Thursday, June 2, 2011

Needles. I are insane...

I have a needle phobia. I think it stems from Novocaine at the doctor's office. Therefore, my shitty teeth are directly responsible for my needle phobia.

Okay. So I have one. What do I do about this phobia? Do I work hard to avoid needles as much as possible? Do I avoid giving blood and getting tests done? Do I fail at sewing?

No.

I learn how to sew. I sew through my fingers at age fifteen. I keep sewing anyway. I take up needle-felting (which often involves stabbing myself repeatedly in the hand when I slip). I embroider. I give blood whenever I can. I become a fucking tattoo artist. I'm soon going to get my ears re-pierced.

In other words, I do everything I can to put myself in close proximity to needles at every opportunity. Well, other than doing drugs or becoming diabetic. Or both. Though, at some point in the future, I will become dependant on a biweekly injection to remain sane and in the shape I want. But that's at least a year out...

Meanwhile, I'm needle-felting a set of dreadlocks for an event tomorrow.

Wednesday, June 1, 2011

Well, this is it. Am Adult.

I have just attended the last day of my final class of my baccalaureate. On Friday, I go to my last evaluation conference. Next Friday, at one in the afternoon, I Walk. Years and years of constant schooling, and it has culminated in this: A Bachelor's of Art with a focus in Ethnomusicology.

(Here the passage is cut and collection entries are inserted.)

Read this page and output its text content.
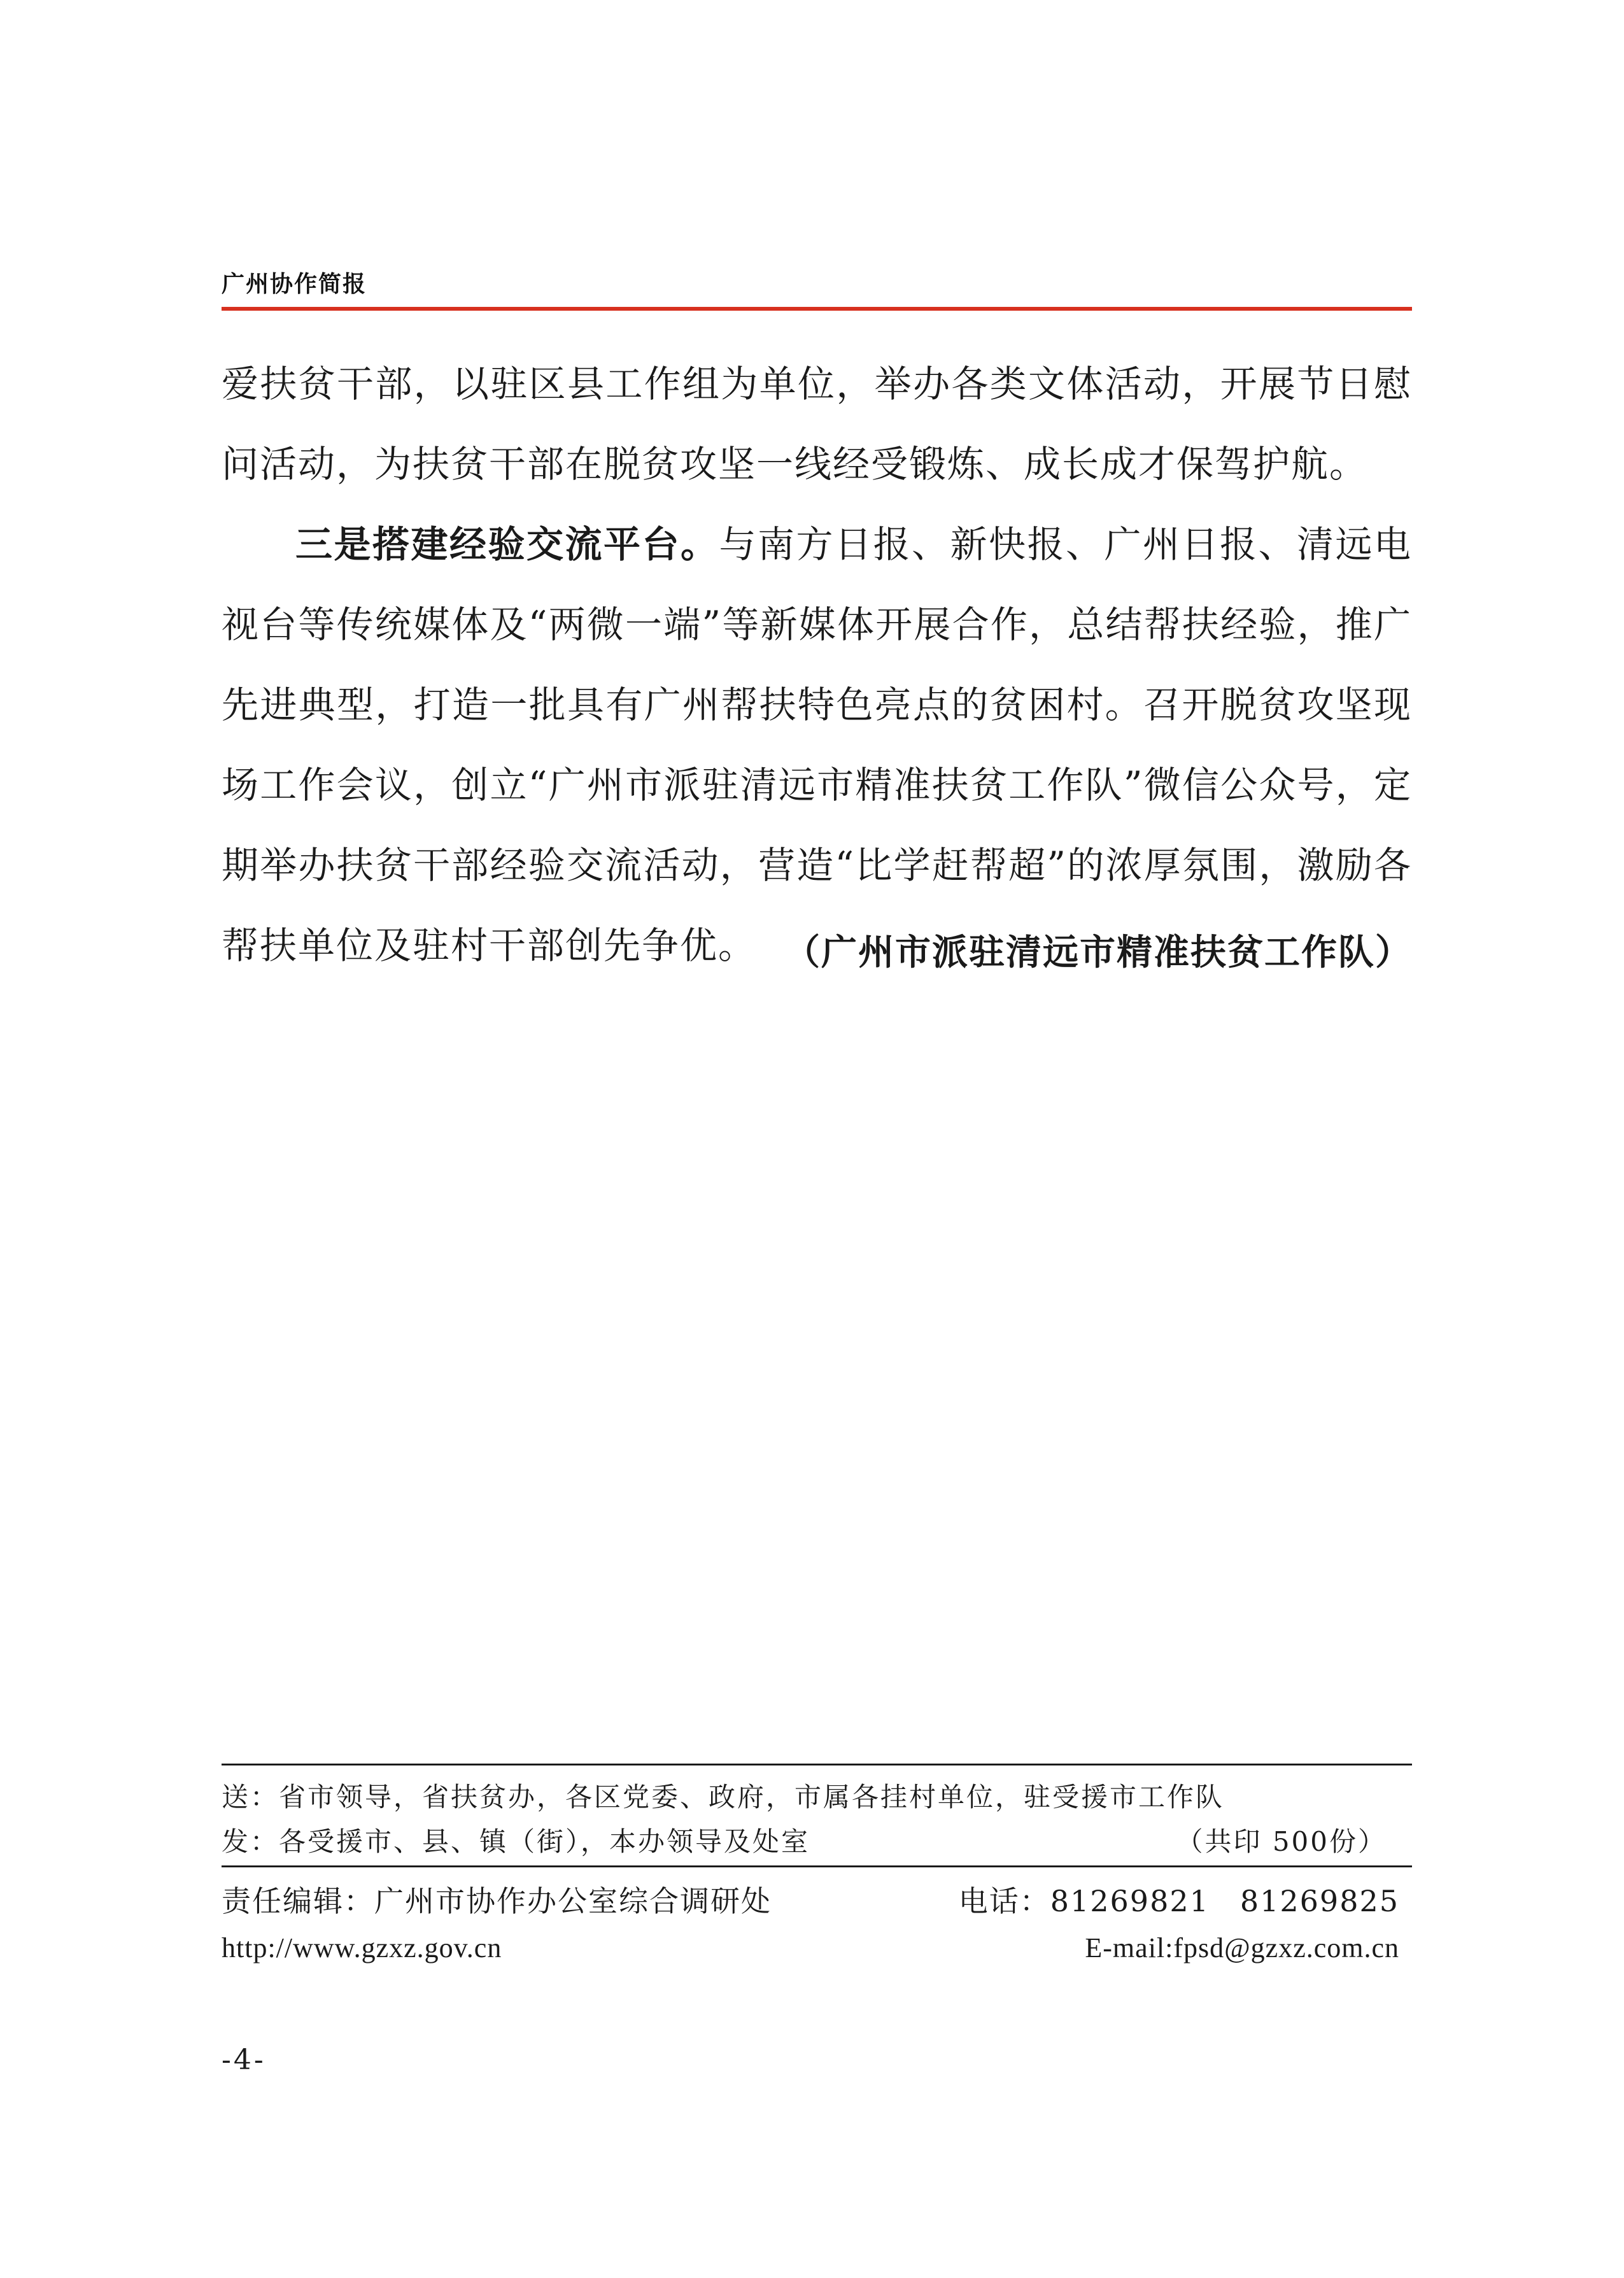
广州协作简报

爱扶贫干部，以驻区县工作组为单位，举办各类文体活动，开展节日慰问活动，为扶贫干部在脱贫攻坚一线经受锻炼、成长成才保驾护航。

三是搭建经验交流平台。与南方日报、新快报、广州日报、清远电视台等传统媒体及“两微一端”等新媒体开展合作，总结帮扶经验，推广先进典型，打造一批具有广州帮扶特色亮点的贫困村。召开脱贫攻坚现场工作会议，创立“广州市派驻清远市精准扶贫工作队”微信公众号，定期举办扶贫干部经验交流活动，营造“比学赶帮超”的浓厚氛围，激励各帮扶单位及驻村干部创先争优。 （广州市派驻清远市精准扶贫工作队）
送：省市领导，省扶贫办，各区党委、政府，市属各挂村单位，驻受援市工作队
发：各受援市、县、镇（街），本办领导及处室	（共印 500份）
责任编辑：广州市协作办公室综合调研处	电话：81269821　81269825
http://www.gzxz.gov.cn	E-mail:fpsd@gzxz.com.cn
-4-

Yesterday, I went out and bought myself a pair of Adult Pants. Charcoal Gray khakis (yeah, I know that's a contradiction in colour theorem. That's what it said on the label.). I got a "reward shirt" that fits the size I want to be. That goal, also, is not an outrageous one.

I fixed my bicycle.

Right now, I am waiting for my phone to charge so I can go to the bank and settle my father's account without missing a possible call from a lady about a house I'm attempting to rent in Olympia. Tonight, after I get home, I'll be cleaning up and packing my stuff. I want to have it all packed up by monday.

Friday, I go to Seattle to take part in a photo-shoot. The next day I go to Renton to talk to a woman about a pair of baby rats.

I can cook a steak, and make carrot slaw, and have the recipe for brownies memorized. I can buy my own tequila, and enjoy it responsibly. I can write a fantastic essay within a month of my father's death. I can, in fact, if not rise out of grief, then work around it and get my research done and not let myself fall into a pity party.

Sitting next to me on the couch are the Washington State driver's manual, a list of trans-competent therapists in Olympia, and an offer for a credit card.

Am Adult.

Am responsible.

Am looking for a job, signing up for temp agencies, and going to be starting blues-dancing every week when I've settled into the hopefully new house. I'm thinking about placing a personal ad for a dance partner.

Am sitting on my crappy dorm couch, terrified and sobbing.

Is there a way to become an adult without losing Happy and Silly?

If there isn't, then goddamnit, I'm going to make there be. Or, you know, not become adult.